Судьба человека в современной России

Прошлой осенью Лида схоронила мужа, который долгое время был без работы и умер прямо на улице от сердечного приступа. Вопреки этому удару, который как молнией сразил ее с Катюшкой жизнь, дочь все же поступила в институт. Чтобы заплатить за ее учебу, Лида оседлала сразу три работы: с утра бежала убираться в «Супермаркет», затем разносила почту, а вечером сторожила один склад. Ну и что, что у нее высшее техническое, про это она уже давно забыла, сейчас многие так живут, она только и слышит: «Вкалывайте, мол, сколько влезет, в этом ваша свобода». Ничего себе свобода! Врагу такую не пожелаешь. От такой «свободы» подкашивались ноги, темнело в глазах, учащенно билось сердце... но она наплюет на это, будет сама себя держать на плаву, как теперь многие говорят, «одной лишь яростью к себе».
В свой единственный выходной Лида, как всегда, пошла на могилу к мужу. До кладбища шли одни коммерческие автобусы, до него всего пять остановок — эх, сесть бы! Ноги почти не держат. «Нет! — сказала она себе твердо. — Яростью так яростью, пойду пешком».
Как одолела этот путь, сама не знает, зато на сэкономленные деньги купила две гвоздики. Вот большое поле, расчерченное узенькой тропинкой (ей надо еще пройти его), а за ним в соснах и елях спряталось кладбище. Там теперь ее муж.

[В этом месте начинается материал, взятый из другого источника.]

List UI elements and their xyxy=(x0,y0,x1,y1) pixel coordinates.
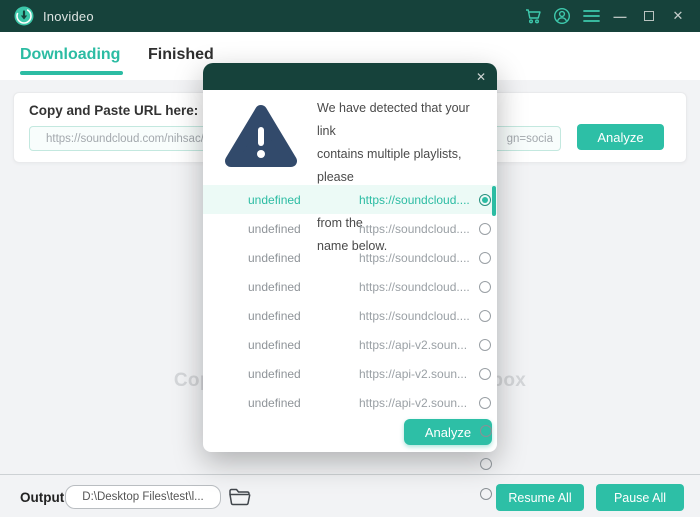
playlist-name: undefined xyxy=(248,367,348,381)
playlist-name: undefined xyxy=(248,338,348,352)
modal-header: ✕ xyxy=(203,63,497,90)
warning-icon xyxy=(225,103,297,171)
account-icon[interactable] xyxy=(552,6,572,26)
resume-all-button[interactable]: Resume All xyxy=(496,484,584,511)
playlist-row[interactable]: undefined https://soundcloud.... xyxy=(203,185,497,214)
playlist-row[interactable]: undefined https://soundcloud.... xyxy=(203,243,497,272)
modal-message-line: contains multiple playlists, please xyxy=(317,143,489,189)
titlebar: Inovideo — ✕ xyxy=(0,0,700,32)
radio-button[interactable] xyxy=(479,281,491,293)
menu-icon[interactable] xyxy=(581,6,601,26)
radio-button[interactable] xyxy=(479,252,491,264)
playlist-modal: ✕ We have detected that your link contai… xyxy=(203,63,497,452)
pause-all-button[interactable]: Pause All xyxy=(596,484,684,511)
url-value-left: https://soundcloud.com/nihsac/sets/ xyxy=(46,133,228,145)
playlist-name: undefined xyxy=(248,251,348,265)
radio-button[interactable] xyxy=(479,397,491,409)
playlist-url: https://api-v2.soun... xyxy=(359,367,479,381)
radio-button[interactable] xyxy=(479,223,491,235)
playlist-url: https://soundcloud.... xyxy=(359,222,479,236)
app-logo-icon xyxy=(14,6,34,26)
output-label: Output: xyxy=(20,490,69,505)
url-label: Copy and Paste URL here: xyxy=(29,103,198,118)
active-tab-underline xyxy=(20,71,123,75)
maximize-button[interactable] xyxy=(639,6,659,26)
url-value-right: gn=socia xyxy=(507,133,553,145)
radio-button[interactable] xyxy=(479,368,491,380)
playlist-url: https://soundcloud.... xyxy=(359,309,479,323)
output-path-input[interactable]: D:\Desktop Files\test\l... xyxy=(65,485,221,509)
playlist-name: undefined xyxy=(248,309,348,323)
cart-icon[interactable] xyxy=(523,6,543,26)
playlist-row[interactable]: undefined https://soundcloud.... xyxy=(203,214,497,243)
playlist-list: undefinedhttps://soundcloud....undefined… xyxy=(203,185,497,417)
radio-button[interactable] xyxy=(480,458,492,470)
playlist-name: undefined xyxy=(248,280,348,294)
playlist-row[interactable]: undefined https://api-v2.soun... xyxy=(203,388,497,417)
scrollbar-thumb[interactable] xyxy=(492,186,496,216)
playlist-url: https://soundcloud.... xyxy=(359,280,479,294)
playlist-row[interactable]: undefined https://soundcloud.... xyxy=(203,301,497,330)
playlist-url: https://api-v2.soun... xyxy=(359,338,479,352)
playlist-url: https://soundcloud.... xyxy=(359,193,479,207)
tab-downloading[interactable]: Downloading xyxy=(20,46,120,64)
analyze-button[interactable]: Analyze xyxy=(577,124,664,150)
playlist-name: undefined xyxy=(248,222,348,236)
playlist-row[interactable]: undefined https://api-v2.soun... xyxy=(203,330,497,359)
radio-button[interactable] xyxy=(480,425,492,437)
radio-button[interactable] xyxy=(479,310,491,322)
modal-message-line: We have detected that your link xyxy=(317,97,489,143)
radio-button[interactable] xyxy=(479,339,491,351)
playlist-url: https://soundcloud.... xyxy=(359,251,479,265)
playlist-row[interactable]: undefined https://soundcloud.... xyxy=(203,272,497,301)
bottom-divider xyxy=(0,474,700,475)
modal-close-icon[interactable]: ✕ xyxy=(473,69,489,85)
modal-analyze-button[interactable]: Analyze xyxy=(404,419,492,445)
playlist-url: https://api-v2.soun... xyxy=(359,396,479,410)
playlist-row[interactable]: undefined https://api-v2.soun... xyxy=(203,359,497,388)
app-title: Inovideo xyxy=(43,9,94,24)
tab-finished[interactable]: Finished xyxy=(148,46,214,64)
playlist-name: undefined xyxy=(248,396,348,410)
playlist-name: undefined xyxy=(248,193,348,207)
radio-button[interactable] xyxy=(479,194,491,206)
minimize-button[interactable]: — xyxy=(610,6,630,26)
radio-button[interactable] xyxy=(480,488,492,500)
close-button[interactable]: ✕ xyxy=(668,6,688,26)
folder-icon[interactable] xyxy=(228,487,252,507)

Скромный венок, деревянный крестик, каких сегодня миллионы на Руси, и в нем фотография самого дорогого ей человека: «Здравствуй, родной, вот я и пришла! Прости, раньше не могла!» Она разговаривала с ним, как с живым, и мысленно возвращалась к их счастливой совместной жизни. Говорят, любовь — это судьба, редкий случай, а браки заключаются на небесах. А их соединил не только случай. Еще до свадьбы-женитьбы они так многое знали друг о друге: она, окончив институт, стала работать сменным мастером на том же предприятии и в том же цехе, где Юра был технологом.

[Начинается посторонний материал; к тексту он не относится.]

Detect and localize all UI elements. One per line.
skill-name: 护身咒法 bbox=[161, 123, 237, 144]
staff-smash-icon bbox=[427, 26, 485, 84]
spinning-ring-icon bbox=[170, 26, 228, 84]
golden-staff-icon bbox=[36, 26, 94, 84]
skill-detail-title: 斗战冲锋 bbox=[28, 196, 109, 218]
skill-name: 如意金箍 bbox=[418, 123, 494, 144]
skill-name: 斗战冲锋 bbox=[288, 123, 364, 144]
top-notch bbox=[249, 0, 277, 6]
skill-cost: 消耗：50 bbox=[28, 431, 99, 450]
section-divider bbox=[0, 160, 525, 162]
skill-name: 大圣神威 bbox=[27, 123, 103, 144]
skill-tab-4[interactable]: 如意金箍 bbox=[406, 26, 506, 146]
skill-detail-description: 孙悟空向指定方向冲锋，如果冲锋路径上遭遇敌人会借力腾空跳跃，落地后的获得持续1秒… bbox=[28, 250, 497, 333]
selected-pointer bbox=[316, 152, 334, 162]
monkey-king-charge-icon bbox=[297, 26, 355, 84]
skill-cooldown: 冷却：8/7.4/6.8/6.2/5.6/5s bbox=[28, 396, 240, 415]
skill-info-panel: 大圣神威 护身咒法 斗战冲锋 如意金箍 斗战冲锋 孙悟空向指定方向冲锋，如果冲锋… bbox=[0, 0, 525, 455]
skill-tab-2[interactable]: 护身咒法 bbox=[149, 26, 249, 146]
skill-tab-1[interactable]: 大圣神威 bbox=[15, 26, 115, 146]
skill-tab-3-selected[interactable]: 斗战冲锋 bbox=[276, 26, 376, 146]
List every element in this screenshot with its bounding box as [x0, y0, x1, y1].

Нынче на всех перекрестках талдычат: основа брака — хороший секс, а у них, кроме этого, было нечто большее: общий труд, тревоги и заботы, понимание смысла своей жизни. И все это еще больше возвышало их любовь!

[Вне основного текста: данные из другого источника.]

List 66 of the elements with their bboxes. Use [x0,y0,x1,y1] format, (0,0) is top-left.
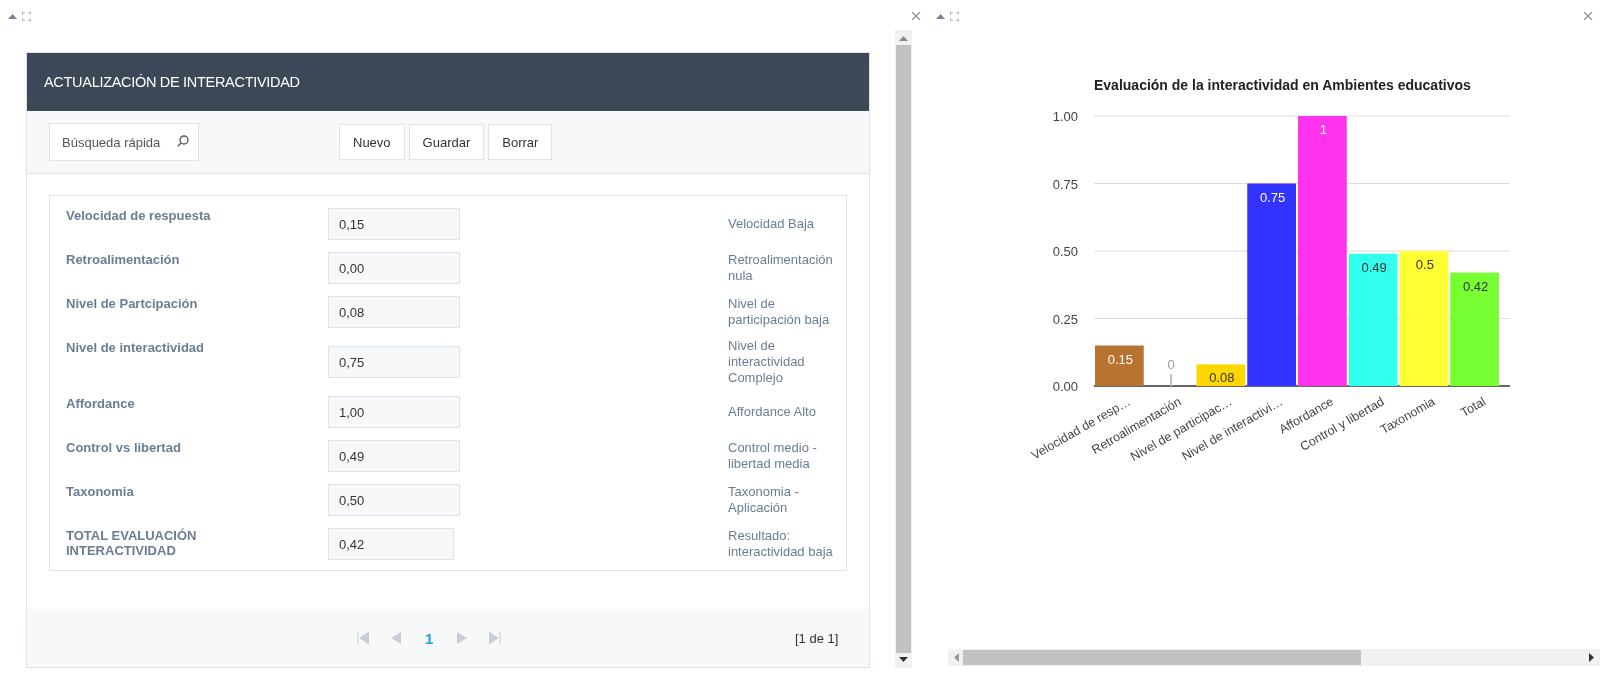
data-label: 0.42 [1462,278,1489,294]
toolbar-button[interactable]: Nuevo [339,124,405,160]
first-page-icon[interactable] [357,632,369,644]
result-text: Taxonomia - Aplicación [728,483,800,517]
result-text: Resultado: interactividad baja [728,527,834,561]
value-field[interactable]: 0,00 [328,252,460,284]
search-icon[interactable] [177,135,189,147]
value-field[interactable]: 0,49 [328,440,460,472]
result-text: Nivel de participación baja [728,295,831,329]
value-field[interactable]: 0,50 [328,484,460,516]
horizontal-scrollbar[interactable] [948,649,1600,666]
expand-icon[interactable] [22,11,31,21]
data-label: 0.08 [1209,370,1235,386]
category-label: Total [1458,394,1489,420]
axis-tick-label: 0.00 [1052,379,1078,394]
bar [1170,374,1173,386]
bar [1095,345,1144,386]
previous-page-icon[interactable] [391,632,401,644]
scroll-right-icon[interactable] [1589,653,1594,662]
data-label: 1 [1319,122,1327,137]
page-summary: [1 de 1] [795,630,839,646]
close-icon[interactable] [912,12,920,20]
result-text: Control medio - libertad media [728,439,818,473]
scroll-left-icon[interactable] [954,653,959,662]
axis-tick-label: 0.75 [1052,176,1078,192]
search-field[interactable]: Búsqueda rápida [49,123,199,161]
scroll-up-icon[interactable] [899,36,908,41]
data-label: 0.5 [1415,257,1434,272]
data-label: 0 [1167,357,1175,372]
value-field[interactable]: 0,15 [328,208,460,240]
data-label: 0.49 [1361,259,1387,275]
result-text: Nivel de interactividad Complejo [728,337,806,387]
axis-tick-label: 0.50 [1052,244,1078,259]
value-field[interactable]: 0,75 [328,346,460,378]
result-text: Affordance Alto [728,403,817,421]
value-field[interactable]: 0,42 [328,528,454,560]
axis-tick-label: 0.25 [1052,311,1078,327]
close-icon[interactable] [1584,12,1592,20]
scroll-thumb[interactable] [896,45,911,653]
collapse-icon[interactable] [936,13,945,19]
field-label: Control vs libertad [66,439,182,455]
data-label: 0.75 [1259,189,1286,205]
value-field[interactable]: 0,08 [328,296,460,328]
toolbar-button[interactable]: Guardar [408,124,485,160]
chart-title: Evaluación de la interactividad en Ambientes educativos [1094,77,1471,93]
next-page-icon[interactable] [457,632,468,644]
scroll-thumb[interactable] [963,650,1361,665]
field-label: Velocidad de respuesta [66,207,212,223]
result-text: Retroalimentación nula [728,251,834,285]
field-label: Taxonomia [66,483,135,499]
field-label: Affordance [66,395,136,411]
collapse-icon[interactable] [8,13,17,19]
toolbar-button[interactable]: Borrar [488,124,553,160]
field-label: Retroalimentación [66,251,181,267]
panel-title: ACTUALIZACIÓN DE INTERACTIVIDAD [44,74,300,90]
field-label: Nivel de Partcipación [66,295,199,311]
last-page-icon[interactable] [489,632,502,644]
data-label: 0.15 [1107,351,1134,367]
field-label: Nivel de interactividad [66,339,205,355]
expand-icon[interactable] [950,11,959,21]
value-field[interactable]: 1,00 [328,396,460,428]
vertical-scrollbar[interactable] [895,30,912,668]
result-text: Velocidad Baja [728,215,815,233]
field-label: TOTAL EVALUACIÓN INTERACTIVIDAD [66,527,198,558]
axis-tick-label: 1.00 [1052,109,1078,124]
scroll-down-icon[interactable] [899,657,908,662]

Но вот с начала так называемых «реформ» будто страшный тайфун прошелся по их жизни: закрылась фабрика, славившаяся продукцией, старейшими рабочими династиями, распалась большая трудовая семья, и оба они лишились работы. Пытались устроиться на немногие еще уцелевшие предприятия, но и там бушевал «циклон» — своих рабочих выбрасывали за борт.
Лида еще пыталась как-то крутиться: была то челноком, то мойщицей посуды в кафе, то лифтером, а Юра пошел сначала в грузчики, потом в разнорабочие на стройку и все время ждал, что все-таки будут нужны его опыт и знания... Не дождался.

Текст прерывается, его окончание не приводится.